UCSB professor Shuji Nakamura wins Queen Elizabeth Prize
In a Japanese lab nearly 30 years ago, a revolutionary innovation was born.
After years of trial and error, Japanese engineer and current UCSB professor Shuji Nakamura developed the blue LED light, a highly sought engineering development that would forever change the future of solid-state lighting.
It was lighting that did not require the electrical filaments found in incandescent lights for power.
Using gallium nitrate (GaN) crystals, Dr. Nakamura’s 1993 discovery paved the way for the development of not only blue LEDs, but the creation of the revolutionary white LED that now powers society’s high-tech lighting and displays.
LED light is utilized in a number of ways in the modern-day, from powering Christmas lights to illuminating computer screens and iPhones.
Since the creation of the first red LED (light-emitting diode) in the 1960s, LED lights have been largely regarded as the future of energy-efficient lighting.
LEDs produce light by passing energy through a semiconductor (like a diode). When powered by electricity, the LED emits light. In comparison to traditional light bulbs, which utilizes electrical wiring and heat to produce light, the white LED remains cool and uses less energy.
Dr. Nakamura’s invention earned him many accolades and rewards since its initial creation in the early 1990s. In 2014, Dr. Nakamura and his colleagues were awarded the Nobel Prize in Physics for the invention of the blue LED.
And just recently, Dr. Nakamura and other LED pioneers received the 2021 Queen Elizabeth Prize for Engineering.
“I was so surprised and so happy,” Dr. Nakamura told the News-Press, adding that he felt honored to be recognized by such a famous international figure. “It’s the most popular name all over the world, and I became so excited and so happy because this is a very prestigious award.”
Dr. Nakamura, alongside LED pioneers Isamu Akaski, Nick Holonyak, Jr., M. George Craford and Russell Dupris, were awarded “not only for the global impact of LED and solid-state lighting but also for the tremendous contribution the technology has made and will continue to make, to reducing energy consumption and addressing climate change,” the QEPrize Foundation said.
According to the foundation, LED lighting is 75% more efficient than traditional fluorescent bulbs and lasts 25 times longer than traditional bulbs.
Currently, Dr. Nakamura is a materials professor in the USCB College of Engineering. Advances in engineering are a driving force for the improvement of human life, Dr. Nakamura said.
“I think engineering is very important to improving human life because in engineering you have to make some sort of project,” Dr. Nakamura said. “It brings great improvement to human life.”
A number of Dr.
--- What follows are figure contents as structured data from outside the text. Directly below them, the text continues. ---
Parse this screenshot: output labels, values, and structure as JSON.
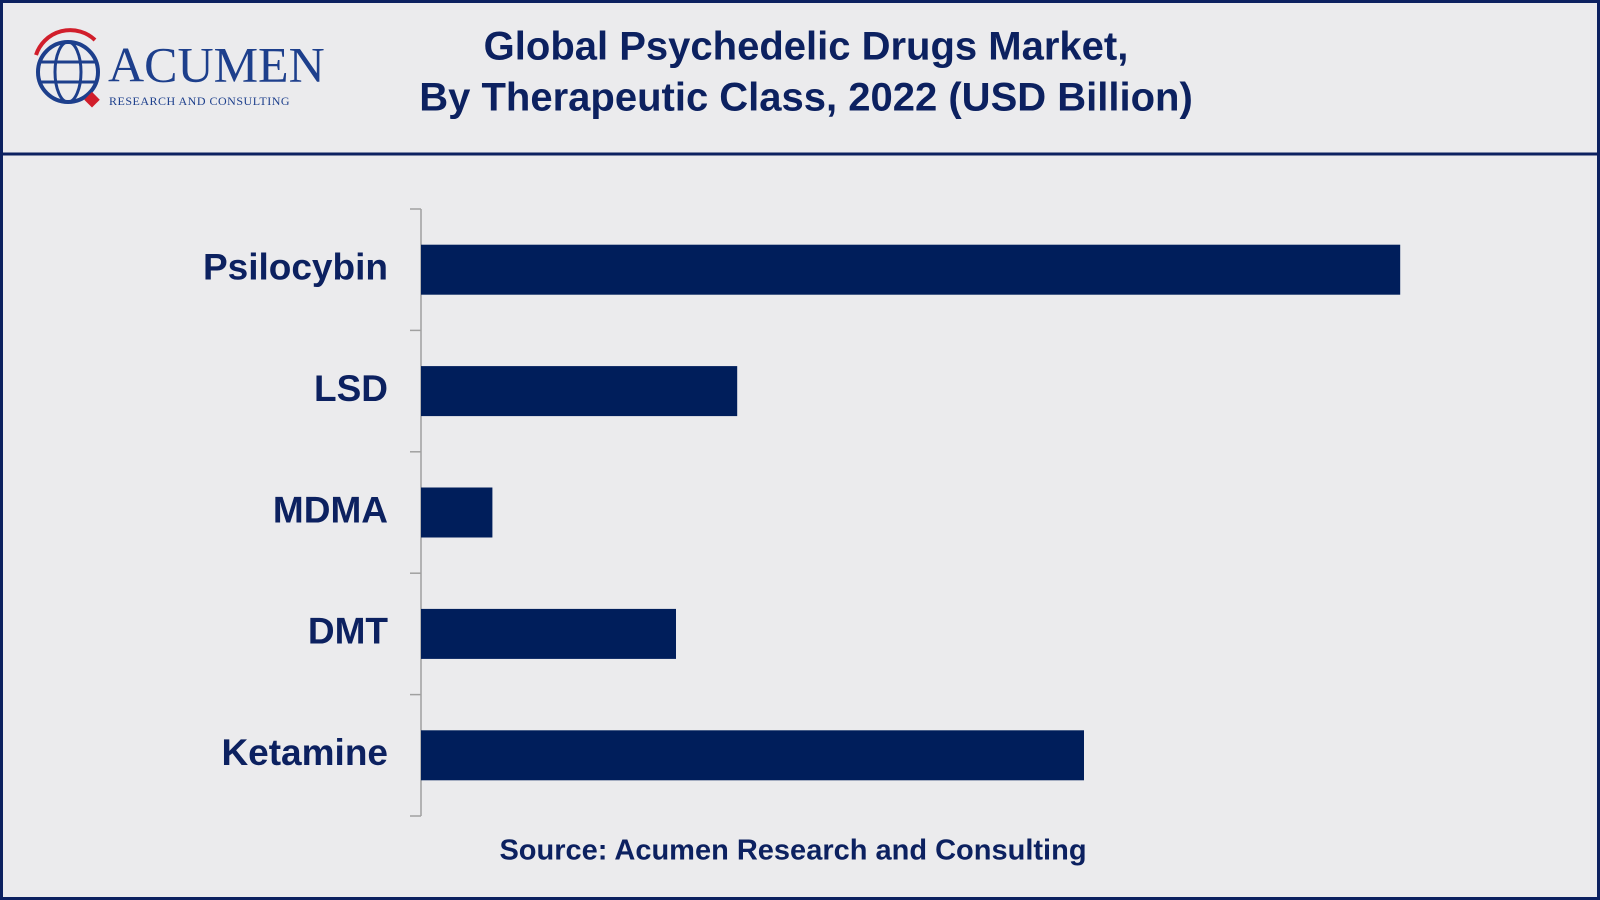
{
  "logo": {
    "name": "ACUMEN",
    "tagline": "RESEARCH AND CONSULTING"
  },
  "chart_data": {
    "type": "hbar",
    "title": [
      "Global Psychedelic Drugs Market,",
      "By Therapeutic Class, 2022 (USD Billion)"
    ],
    "categories": [
      "Psilocybin",
      "LSD",
      "MDMA",
      "DMT",
      "Ketamine"
    ],
    "values": [
      0.96,
      0.31,
      0.07,
      0.25,
      0.65
    ],
    "xlim": [
      0,
      1
    ],
    "color": "#001e5b",
    "source": "Source: Acumen Research and Consulting"
  }
}
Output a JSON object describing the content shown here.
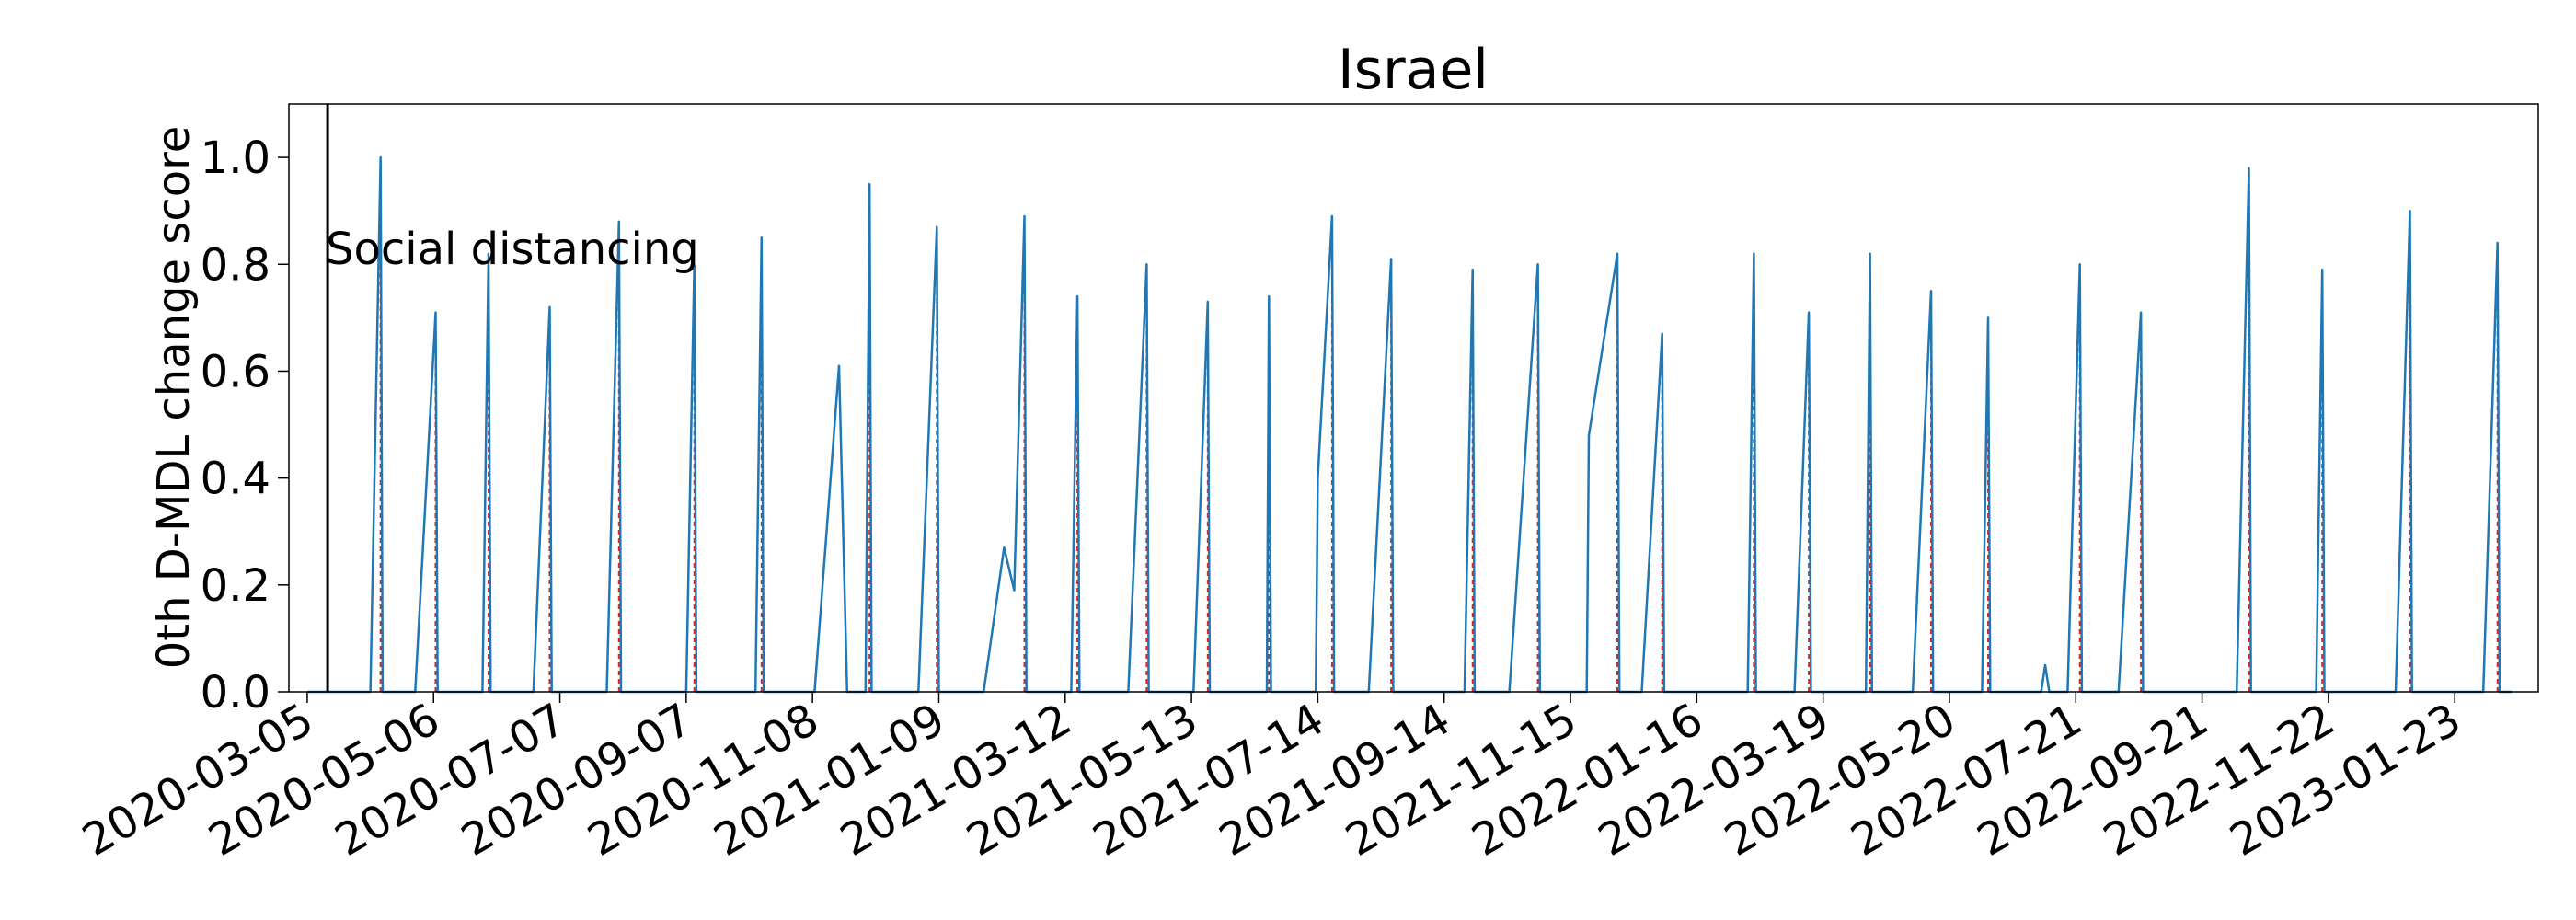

Nakamura’s colleagues commended the engineer for receiving the Queen Elizabeth Prize this year, reflecting on his revolutionary discovery that illuminated the world in ways never before seen.
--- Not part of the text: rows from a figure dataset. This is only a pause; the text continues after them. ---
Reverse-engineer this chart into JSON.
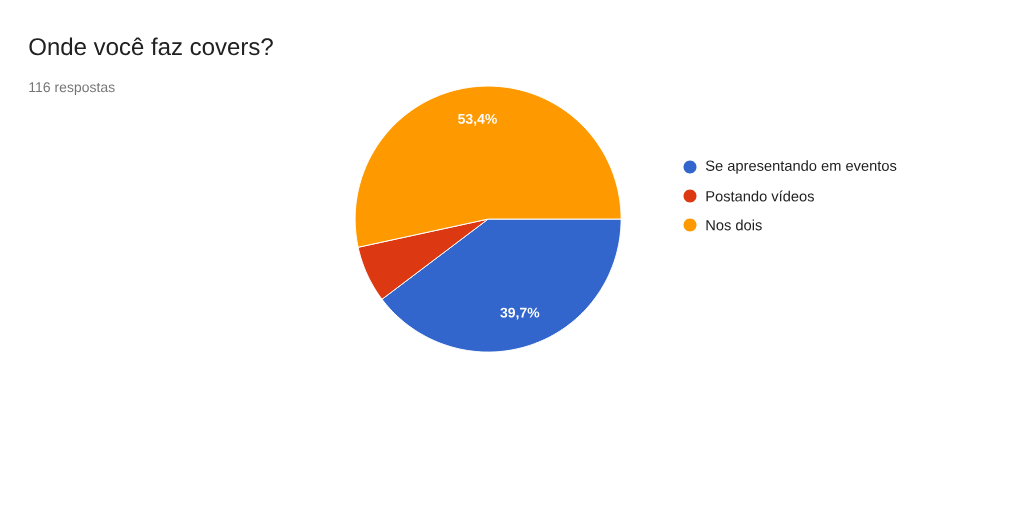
{
  "chart_data": {
    "type": "pie",
    "title": "Onde você faz covers?",
    "subtitle": "116 respostas",
    "categories": [
      "Se apresentando em eventos",
      "Postando vídeos",
      "Nos dois"
    ],
    "values": [
      39.7,
      6.9,
      53.4
    ],
    "colors": [
      "#3366cc",
      "#dc3912",
      "#ff9900"
    ],
    "value_labels": [
      "39,7%",
      null,
      "53,4%"
    ],
    "legend": "right"
  }
}
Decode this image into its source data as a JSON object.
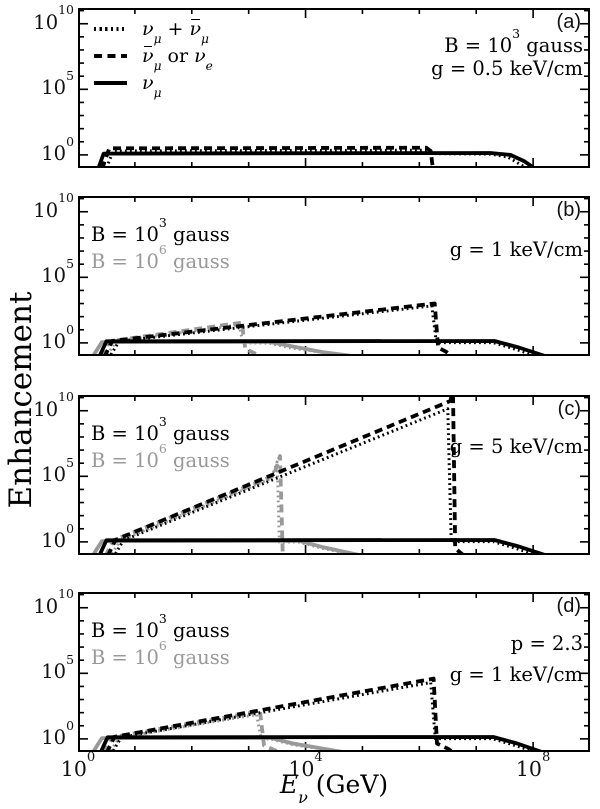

“Our campus is overjoyed that Professor Nakamura, along with four other colleagues, has received this international prize that is among the top engineering awards in the world, recognizing their transformational innovation that is of monumental benefit to humankind,” UCSB Chancellor Henry T. Yang said in a statement.
He added, “LED-based solid-state illumination is now widely deployed and realizing huge energy savings, (like) reducing greenhouse gases that are impacting climate change and helping to create sustainable lighting for the developing world.”
Steven DenBaars, a fellow engineering professor at UCSB, said in a statement that Dr. Nakamura’s accomplishments have resulted in a “10-fold” increase in energy-efficient lighting and are helping to pave the way to a significant drop in U.S. energy consumption.
The winners of the Queen Elizabeth Prize will be honored in a ceremony later this year and will be awarded a monetary prize of 1 million pounds.
“This year’s prize winners have not only helped humanity to achieve a greater degree of mastery over the environment, they have enabled us to do so in a sustainable way,” Lord Browne of Madingley, chair of the Queen Elizabeth Prize Foundation, said in a statement. “They have created a product which we now take for granted, but which will play a major role in ensuring that humanity can live in harmony with nature for many more centuries to come.”